I refrained from pointing out that I was that bad. “You want to pick me up at six?”

“Delighted to,” he said. As we walked to the door, he had an arm around my waist. His jacket hung on the coat-rack, and after he shrugged into it, he leaned over me and gathered me into his arms again for one more good-night kiss. Somehow, it lasted until the clock chimed eleven fifteen, at which point, I was dizzy and breathless.

I watched him drive off before going in to check on Sam. He’d rolled onto his back and thrown off all his covers. I tucked him in, smoothing the binding of his plaid blankie between my fingers. The silkiness was hypnotic, and I watched him breathe his baby breaths in and out, the rise and fall of his tiny chest.

The sound of the garage opening startled me, and I hurried back to the kitchen to greet the Harrises.

“Oh, Angie,” Mrs. Harris said. “I so apologize for how late it is. The night just got away from us.”

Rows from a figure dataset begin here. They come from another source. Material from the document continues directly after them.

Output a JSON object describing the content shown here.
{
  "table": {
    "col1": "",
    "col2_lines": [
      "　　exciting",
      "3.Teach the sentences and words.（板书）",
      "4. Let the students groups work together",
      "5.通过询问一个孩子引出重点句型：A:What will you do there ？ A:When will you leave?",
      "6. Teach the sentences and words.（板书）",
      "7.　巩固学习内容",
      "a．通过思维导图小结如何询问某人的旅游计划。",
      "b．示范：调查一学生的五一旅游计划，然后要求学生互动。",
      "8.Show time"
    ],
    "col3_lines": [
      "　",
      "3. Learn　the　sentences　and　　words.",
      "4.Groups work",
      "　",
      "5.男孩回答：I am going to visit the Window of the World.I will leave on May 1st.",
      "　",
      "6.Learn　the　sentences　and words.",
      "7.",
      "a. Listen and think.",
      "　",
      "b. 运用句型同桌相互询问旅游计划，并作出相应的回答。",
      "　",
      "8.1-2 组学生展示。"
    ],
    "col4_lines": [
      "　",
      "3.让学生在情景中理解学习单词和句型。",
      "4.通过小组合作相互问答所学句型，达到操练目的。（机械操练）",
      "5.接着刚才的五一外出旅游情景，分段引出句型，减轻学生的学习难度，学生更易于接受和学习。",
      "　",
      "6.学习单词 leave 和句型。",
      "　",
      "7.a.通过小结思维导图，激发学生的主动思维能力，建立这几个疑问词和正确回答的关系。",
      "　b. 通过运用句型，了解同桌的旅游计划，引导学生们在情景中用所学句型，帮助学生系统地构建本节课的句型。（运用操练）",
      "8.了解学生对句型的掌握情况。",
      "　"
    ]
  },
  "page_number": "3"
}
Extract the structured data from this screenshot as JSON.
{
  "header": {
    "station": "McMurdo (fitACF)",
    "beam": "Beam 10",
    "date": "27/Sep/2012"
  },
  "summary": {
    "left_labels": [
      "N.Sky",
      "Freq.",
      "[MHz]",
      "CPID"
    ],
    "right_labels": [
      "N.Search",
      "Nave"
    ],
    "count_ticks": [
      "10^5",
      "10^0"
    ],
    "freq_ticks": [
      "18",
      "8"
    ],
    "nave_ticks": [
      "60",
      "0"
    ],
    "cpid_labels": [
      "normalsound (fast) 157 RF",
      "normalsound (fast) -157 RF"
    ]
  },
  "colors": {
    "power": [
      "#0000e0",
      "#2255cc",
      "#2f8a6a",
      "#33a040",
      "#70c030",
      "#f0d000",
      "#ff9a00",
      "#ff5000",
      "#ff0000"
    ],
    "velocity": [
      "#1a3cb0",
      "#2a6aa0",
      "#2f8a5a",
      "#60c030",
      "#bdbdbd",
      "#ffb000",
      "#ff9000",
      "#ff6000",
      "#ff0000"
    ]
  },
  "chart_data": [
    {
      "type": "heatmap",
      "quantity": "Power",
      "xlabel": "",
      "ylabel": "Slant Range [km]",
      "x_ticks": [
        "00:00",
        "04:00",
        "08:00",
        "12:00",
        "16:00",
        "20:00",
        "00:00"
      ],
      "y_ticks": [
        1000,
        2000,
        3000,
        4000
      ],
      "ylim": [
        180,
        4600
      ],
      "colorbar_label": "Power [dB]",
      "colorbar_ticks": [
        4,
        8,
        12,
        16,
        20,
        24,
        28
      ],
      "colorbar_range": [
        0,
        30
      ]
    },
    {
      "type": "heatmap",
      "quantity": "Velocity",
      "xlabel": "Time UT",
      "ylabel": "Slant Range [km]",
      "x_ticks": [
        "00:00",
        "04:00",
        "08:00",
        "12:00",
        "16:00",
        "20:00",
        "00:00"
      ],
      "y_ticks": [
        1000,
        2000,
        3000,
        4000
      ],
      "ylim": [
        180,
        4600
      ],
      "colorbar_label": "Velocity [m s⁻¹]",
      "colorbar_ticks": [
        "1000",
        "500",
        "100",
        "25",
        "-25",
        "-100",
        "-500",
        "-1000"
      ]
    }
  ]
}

“That’s okay,” I said. “We had a big night here. Sam took his first real walking steps.”

“Oh! Wonderful!” She gave me a hug. “How fun for you. Did you hear that, dear?” she called as Dr. Harris came in from the garage. “Our little guy is up and running.”

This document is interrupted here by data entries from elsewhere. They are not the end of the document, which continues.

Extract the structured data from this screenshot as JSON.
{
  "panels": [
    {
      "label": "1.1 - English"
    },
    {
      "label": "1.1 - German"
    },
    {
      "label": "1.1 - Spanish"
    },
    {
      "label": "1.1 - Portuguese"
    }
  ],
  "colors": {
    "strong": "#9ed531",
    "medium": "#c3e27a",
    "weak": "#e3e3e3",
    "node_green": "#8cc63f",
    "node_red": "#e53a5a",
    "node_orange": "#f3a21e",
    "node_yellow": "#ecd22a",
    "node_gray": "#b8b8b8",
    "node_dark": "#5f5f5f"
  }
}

“Hey, hey, hey!” he cheered, giving Mrs. Harris a hug. “I can’t wait to see him in the morning. TG it’s Saturday tomorrow. Shall I walk you home? Did Ginny tell you? We were having so much fun dancing to the moldy oldies, the time just got away from us.”

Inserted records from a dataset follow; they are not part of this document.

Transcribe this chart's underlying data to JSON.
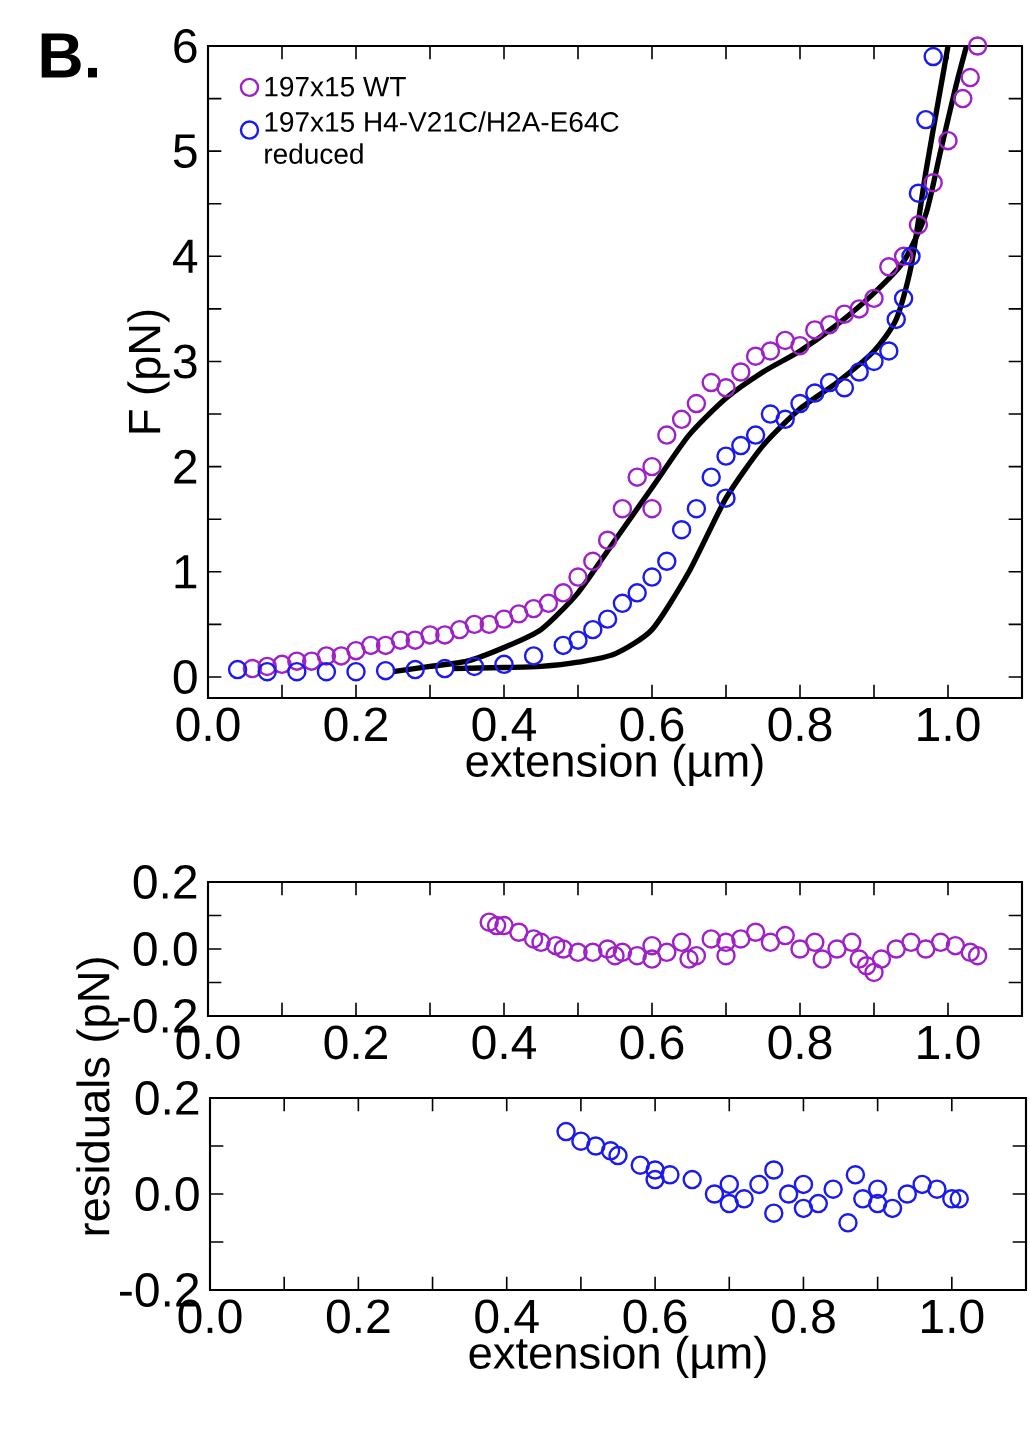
{
  "chart_data": [
    {
      "type": "scatter",
      "xlabel": "extension (µm)",
      "ylabel": "F (pN)",
      "annotations": [
        "B."
      ],
      "marker": "circle",
      "legend": "top left",
      "grid": false,
      "xlim": [
        0,
        1.1
      ],
      "ylim": [
        -0.2,
        6
      ],
      "xticks": [
        {
          "value": 0,
          "label": "0.0"
        },
        {
          "value": 0.1,
          "label": null
        },
        {
          "value": 0.2,
          "label": "0.2"
        },
        {
          "value": 0.3,
          "label": null
        },
        {
          "value": 0.4,
          "label": "0.4"
        },
        {
          "value": 0.5,
          "label": null
        },
        {
          "value": 0.6,
          "label": "0.6"
        },
        {
          "value": 0.7,
          "label": null
        },
        {
          "value": 0.8,
          "label": "0.8"
        },
        {
          "value": 0.9,
          "label": null
        },
        {
          "value": 1.0,
          "label": "1.0"
        }
      ],
      "yticks": [
        0,
        {
          "value": 0.5,
          "label": null
        },
        1,
        {
          "value": 1.5,
          "label": null
        },
        2,
        {
          "value": 2.5,
          "label": null
        },
        3,
        {
          "value": 3.5,
          "label": null
        },
        4,
        {
          "value": 4.5,
          "label": null
        },
        5,
        {
          "value": 5.5,
          "label": null
        },
        6
      ],
      "series": [
        {
          "name": "197x15 WT",
          "color": "#a020c8",
          "x": [
            0.06,
            0.08,
            0.1,
            0.12,
            0.14,
            0.16,
            0.18,
            0.2,
            0.22,
            0.24,
            0.26,
            0.28,
            0.3,
            0.32,
            0.34,
            0.36,
            0.38,
            0.4,
            0.42,
            0.44,
            0.46,
            0.48,
            0.5,
            0.52,
            0.54,
            0.56,
            0.58,
            0.6,
            0.6,
            0.62,
            0.64,
            0.66,
            0.68,
            0.7,
            0.72,
            0.74,
            0.76,
            0.78,
            0.8,
            0.82,
            0.84,
            0.86,
            0.88,
            0.9,
            0.92,
            0.94,
            0.96,
            0.98,
            1.0,
            1.02,
            1.03,
            1.04
          ],
          "values": [
            0.08,
            0.1,
            0.12,
            0.15,
            0.15,
            0.2,
            0.2,
            0.25,
            0.3,
            0.3,
            0.35,
            0.35,
            0.4,
            0.4,
            0.45,
            0.5,
            0.5,
            0.55,
            0.6,
            0.65,
            0.7,
            0.8,
            0.95,
            1.1,
            1.3,
            1.6,
            1.9,
            2.0,
            1.6,
            2.3,
            2.45,
            2.6,
            2.8,
            2.75,
            2.9,
            3.05,
            3.1,
            3.2,
            3.15,
            3.3,
            3.35,
            3.45,
            3.5,
            3.6,
            3.9,
            4.0,
            4.3,
            4.7,
            5.1,
            5.5,
            5.7,
            6.0
          ]
        },
        {
          "name": "197x15 H4-V21C/H2A-E64C reduced",
          "color": "#1a1aee",
          "x": [
            0.04,
            0.08,
            0.12,
            0.16,
            0.2,
            0.24,
            0.28,
            0.32,
            0.36,
            0.4,
            0.44,
            0.48,
            0.5,
            0.52,
            0.54,
            0.56,
            0.58,
            0.6,
            0.62,
            0.64,
            0.66,
            0.68,
            0.7,
            0.7,
            0.72,
            0.74,
            0.76,
            0.78,
            0.8,
            0.82,
            0.84,
            0.86,
            0.88,
            0.9,
            0.92,
            0.93,
            0.94,
            0.95,
            0.96,
            0.97,
            0.98
          ],
          "values": [
            0.07,
            0.05,
            0.05,
            0.05,
            0.05,
            0.06,
            0.07,
            0.08,
            0.1,
            0.12,
            0.2,
            0.3,
            0.35,
            0.45,
            0.55,
            0.7,
            0.8,
            0.95,
            1.1,
            1.4,
            1.6,
            1.9,
            2.1,
            1.7,
            2.2,
            2.3,
            2.5,
            2.45,
            2.6,
            2.7,
            2.8,
            2.75,
            2.9,
            3.0,
            3.1,
            3.4,
            3.6,
            4.0,
            4.6,
            5.3,
            5.9
          ]
        },
        {
          "type": "line",
          "color": "#000000",
          "line_style": "solid",
          "marker": "none",
          "x": [
            0.25,
            0.3,
            0.35,
            0.4,
            0.45,
            0.5,
            0.55,
            0.6,
            0.65,
            0.7,
            0.75,
            0.8,
            0.85,
            0.9,
            0.94,
            0.97,
            0.99,
            1.01,
            1.025
          ],
          "values": [
            0.05,
            0.1,
            0.15,
            0.28,
            0.45,
            0.8,
            1.3,
            1.8,
            2.3,
            2.65,
            2.9,
            3.1,
            3.35,
            3.65,
            3.95,
            4.4,
            5.0,
            5.6,
            6.0
          ]
        },
        {
          "type": "line",
          "color": "#000000",
          "line_style": "solid",
          "marker": "none",
          "x": [
            0.33,
            0.4,
            0.45,
            0.5,
            0.55,
            0.6,
            0.65,
            0.7,
            0.75,
            0.8,
            0.85,
            0.9,
            0.93,
            0.95,
            0.97,
            0.99,
            1.0
          ],
          "values": [
            0.08,
            0.09,
            0.1,
            0.14,
            0.22,
            0.45,
            1.0,
            1.7,
            2.2,
            2.55,
            2.8,
            3.1,
            3.4,
            3.9,
            4.8,
            5.6,
            6.0
          ]
        }
      ]
    },
    {
      "type": "scatter",
      "ylabel": "residuals (pN)",
      "marker": "circle",
      "grid": false,
      "xlim": [
        0,
        1.1
      ],
      "ylim": [
        -0.2,
        0.2
      ],
      "xticks": [
        {
          "value": 0,
          "label": "0.0"
        },
        {
          "value": 0.1,
          "label": null
        },
        {
          "value": 0.2,
          "label": "0.2"
        },
        {
          "value": 0.3,
          "label": null
        },
        {
          "value": 0.4,
          "label": "0.4"
        },
        {
          "value": 0.5,
          "label": null
        },
        {
          "value": 0.6,
          "label": "0.6"
        },
        {
          "value": 0.7,
          "label": null
        },
        {
          "value": 0.8,
          "label": "0.8"
        },
        {
          "value": 0.9,
          "label": null
        },
        {
          "value": 1.0,
          "label": "1.0"
        }
      ],
      "yticks": [
        -0.2,
        {
          "value": -0.1,
          "label": null
        },
        {
          "value": 0.0,
          "label": "0.0"
        },
        {
          "value": 0.1,
          "label": null
        },
        0.2
      ],
      "series": [
        {
          "color": "#a020c8",
          "x": [
            0.38,
            0.39,
            0.4,
            0.42,
            0.44,
            0.45,
            0.47,
            0.48,
            0.5,
            0.52,
            0.54,
            0.55,
            0.56,
            0.58,
            0.6,
            0.6,
            0.62,
            0.64,
            0.65,
            0.66,
            0.68,
            0.7,
            0.7,
            0.72,
            0.74,
            0.76,
            0.78,
            0.8,
            0.82,
            0.83,
            0.85,
            0.87,
            0.88,
            0.89,
            0.9,
            0.91,
            0.93,
            0.95,
            0.97,
            0.99,
            1.01,
            1.03,
            1.04
          ],
          "values": [
            0.08,
            0.07,
            0.07,
            0.05,
            0.03,
            0.02,
            0.01,
            0.0,
            -0.01,
            -0.01,
            0.0,
            -0.02,
            -0.01,
            -0.02,
            -0.03,
            0.01,
            -0.01,
            0.02,
            -0.03,
            -0.02,
            0.03,
            0.02,
            -0.02,
            0.03,
            0.05,
            0.02,
            0.04,
            0.0,
            0.02,
            -0.03,
            0.0,
            0.02,
            -0.03,
            -0.05,
            -0.07,
            -0.03,
            0.0,
            0.02,
            0.0,
            0.02,
            0.01,
            -0.01,
            -0.02
          ]
        }
      ]
    },
    {
      "type": "scatter",
      "xlabel": "extension (µm)",
      "marker": "circle",
      "grid": false,
      "xlim": [
        0,
        1.1
      ],
      "ylim": [
        -0.2,
        0.2
      ],
      "xticks": [
        {
          "value": 0,
          "label": "0.0"
        },
        {
          "value": 0.1,
          "label": null
        },
        {
          "value": 0.2,
          "label": "0.2"
        },
        {
          "value": 0.3,
          "label": null
        },
        {
          "value": 0.4,
          "label": "0.4"
        },
        {
          "value": 0.5,
          "label": null
        },
        {
          "value": 0.6,
          "label": "0.6"
        },
        {
          "value": 0.7,
          "label": null
        },
        {
          "value": 0.8,
          "label": "0.8"
        },
        {
          "value": 0.9,
          "label": null
        },
        {
          "value": 1.0,
          "label": "1.0"
        }
      ],
      "yticks": [
        0.2,
        {
          "value": 0.1,
          "label": null
        },
        {
          "value": 0.0,
          "label": "0.0"
        },
        {
          "value": -0.1,
          "label": null
        },
        -0.2
      ],
      "series": [
        {
          "color": "#1a1aee",
          "x": [
            0.48,
            0.5,
            0.52,
            0.54,
            0.55,
            0.58,
            0.6,
            0.6,
            0.62,
            0.65,
            0.68,
            0.7,
            0.7,
            0.72,
            0.74,
            0.76,
            0.76,
            0.78,
            0.8,
            0.8,
            0.82,
            0.84,
            0.86,
            0.87,
            0.88,
            0.9,
            0.9,
            0.92,
            0.94,
            0.96,
            0.98,
            1.0,
            1.01
          ],
          "values": [
            0.13,
            0.11,
            0.1,
            0.09,
            0.08,
            0.06,
            0.05,
            0.03,
            0.04,
            0.03,
            0.0,
            0.02,
            -0.02,
            -0.01,
            0.02,
            0.05,
            -0.04,
            0.0,
            0.02,
            -0.03,
            -0.02,
            0.01,
            -0.06,
            0.04,
            -0.01,
            0.01,
            -0.02,
            -0.03,
            0.0,
            0.02,
            0.01,
            -0.01,
            -0.01
          ]
        }
      ]
    }
  ]
}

The clock chimed one in the morning like an exclamation point on his apology.

One? Wow. Somehow the time had gotten away from me, too. Had I actually fallen asleep on my feet by the crib side?

Saturday morning was supposed to be a day of sleeping in, waking up refreshed. But when Mom came and woke me for the third time at two thirty, my eyes still felt like they’d been sandpapered. I didn’t drag my butt out of bed until she threatened no late babysitting ever again if I couldn’t handle it. Considering the crisp new hundred-dollar bill in my wallet (double time after midnight, Dr. Harris explained, as he’d pressed the overpayment on me), I wanted to prove I could handle it. Besides, I’d been asleep for more than twelve hours. I should be bouncing out of bed.

I greeted the afternoon by opening my curtains. I had to push my rocker aside to reach, and my stomach flipped as it dawned on me—the rocker had moved. In the night. On its own. The blanket that usually sat folded on it was rolled into a tight sausage-shaped bundle. Deep tread grooves were worn in the carpet. I touched the seat, and to my horror, it was still warm.

Holy crap. The mad rocker. She wasn’t one of the others. She was her own person. And she was still with me.